The Bill will correct the distortion, as far as transportation is concerned because when this government came, the first thing it was confronted with, was distortion. Distortion is created deliberately, so that chaos will arise, and when this happens, people will benefit from it. But this administration has set itself on the path of correcting the distortion.
One of the ways to correcting the distortion is to have a multi-sector economic regulator. We have to look at the deficiency of the port or other transport providers. Is it rail, aviation or inland waterways? I’m talking about what people call technical regulation, I’m talking about efficiency. One has to gauge the efficiency, one has to gauge the competition, because lack of competition is a death trap for any sector. Look at communication, you know what it cost to buy a sim card initially, about thirty or fourty thousand Naira. But, now how much is a sim card? So, that’s what we want to do with transport, we want competition so that appropriate cost will be done. Now, we are operating an opaque and murky transport system, but there is hope in the sense that, cargo tracking is going to be instituted. The national single window, is going to be instituted and look at the rail revolution, it has never happened before. And this rail revolution will bring about significant changes in Nigeria’s economy. Even the way we separate ourselves by tribe, do you know the reason? Because there was no rail, so, there was no integration of people. Before there was rail, but suddenly it stopped. Look at what is happening in Apapa, it’s a tragedy, and everybody has been blamed because we don’t plan. This was our population in 1980s; we ought to have planned that growth in population, it should have been taken care of. We need to project. But that’s why government is building the Lekki Sea Port, but Nigerian Shippers’ Council has cautioned that we cannot use the existing road system to service that port, because it will be Apapa all over again. And we cannot afford to make that mistake, so Nigeria Shippers’ Council will continue to cry, so that Lekki will be connected to the rail system, and other forms of transportation like inland waters or pipelines, so that we have access to the port.

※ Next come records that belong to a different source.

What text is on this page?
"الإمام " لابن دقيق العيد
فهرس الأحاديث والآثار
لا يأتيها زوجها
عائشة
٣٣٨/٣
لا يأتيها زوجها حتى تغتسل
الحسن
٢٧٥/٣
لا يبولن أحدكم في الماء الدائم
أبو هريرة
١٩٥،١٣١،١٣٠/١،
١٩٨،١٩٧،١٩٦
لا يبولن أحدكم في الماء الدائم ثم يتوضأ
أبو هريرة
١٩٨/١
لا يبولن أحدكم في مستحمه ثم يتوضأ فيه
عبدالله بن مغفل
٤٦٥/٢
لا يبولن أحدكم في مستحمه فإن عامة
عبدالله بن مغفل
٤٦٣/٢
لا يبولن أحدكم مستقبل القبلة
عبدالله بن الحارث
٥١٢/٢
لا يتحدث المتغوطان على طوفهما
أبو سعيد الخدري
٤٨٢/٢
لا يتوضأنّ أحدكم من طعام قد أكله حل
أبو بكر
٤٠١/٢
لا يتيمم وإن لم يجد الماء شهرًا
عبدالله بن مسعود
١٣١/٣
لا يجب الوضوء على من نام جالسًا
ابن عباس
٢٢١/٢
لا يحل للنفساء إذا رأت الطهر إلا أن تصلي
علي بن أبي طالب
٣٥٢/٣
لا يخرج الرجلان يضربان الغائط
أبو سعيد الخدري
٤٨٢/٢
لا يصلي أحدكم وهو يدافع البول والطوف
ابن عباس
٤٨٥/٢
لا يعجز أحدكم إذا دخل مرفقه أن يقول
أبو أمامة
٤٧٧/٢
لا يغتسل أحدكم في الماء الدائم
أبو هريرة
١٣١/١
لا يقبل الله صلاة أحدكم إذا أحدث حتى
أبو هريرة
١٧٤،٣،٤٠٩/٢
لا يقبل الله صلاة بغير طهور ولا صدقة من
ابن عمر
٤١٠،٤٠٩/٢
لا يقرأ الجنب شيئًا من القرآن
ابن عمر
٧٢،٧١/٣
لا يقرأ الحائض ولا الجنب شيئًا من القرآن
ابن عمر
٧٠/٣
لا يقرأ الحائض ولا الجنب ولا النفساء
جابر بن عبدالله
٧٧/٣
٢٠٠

Do you think the lack of uniformity in International Laws, is not part of the problem in domestication of some of these treaties and conventions in the annals of our laws?
Lack of uniformity in international laws, not only in shipping, but all other aspects, is extremely dangerous. Imagine international trade, you have to trade with other partners, if all these partners have different codes, different laws then there won’t be smooth process. There will be a lot of wastages. But, if we have uniformity of laws, then there will be good flow, good understanding, process and procedures will be in interdem with international trade. So, uniformity of international maritime law, supports international trade. Lack of uniformity, is a hindrance to international trade.
As the Chief Executive Officer of Nigerian Shippers’ Council, what is your new vision for the Council?
My new vision is that, the Council will have a say when the NTC is assented by the President. It will not be only Shippers’ Council, but Shippers’ Council will certainly form a kind of nucleus. But, I want Nigerian Ports to be the preferred destination of cargos in the West Central African region. That means I want efficient ports, I don’t want a port where I will see containers stacked 7 high, 6 wide. I don’t want in fact, to see goods examiners at the port, goods should be examined off port. And I want this collaboration, because that is what we don’t have now. The synergy between agents of government. I want to have a port community system, where everybody is involved. The whole aim is that, we have to protect the investments of people who have invested in Nigeria, we have to guarantee their investments. If they don’t make profit, it is the fault of the regulator. We have to make sure that more investments come to Nigeria, so we have to create an enabling environment.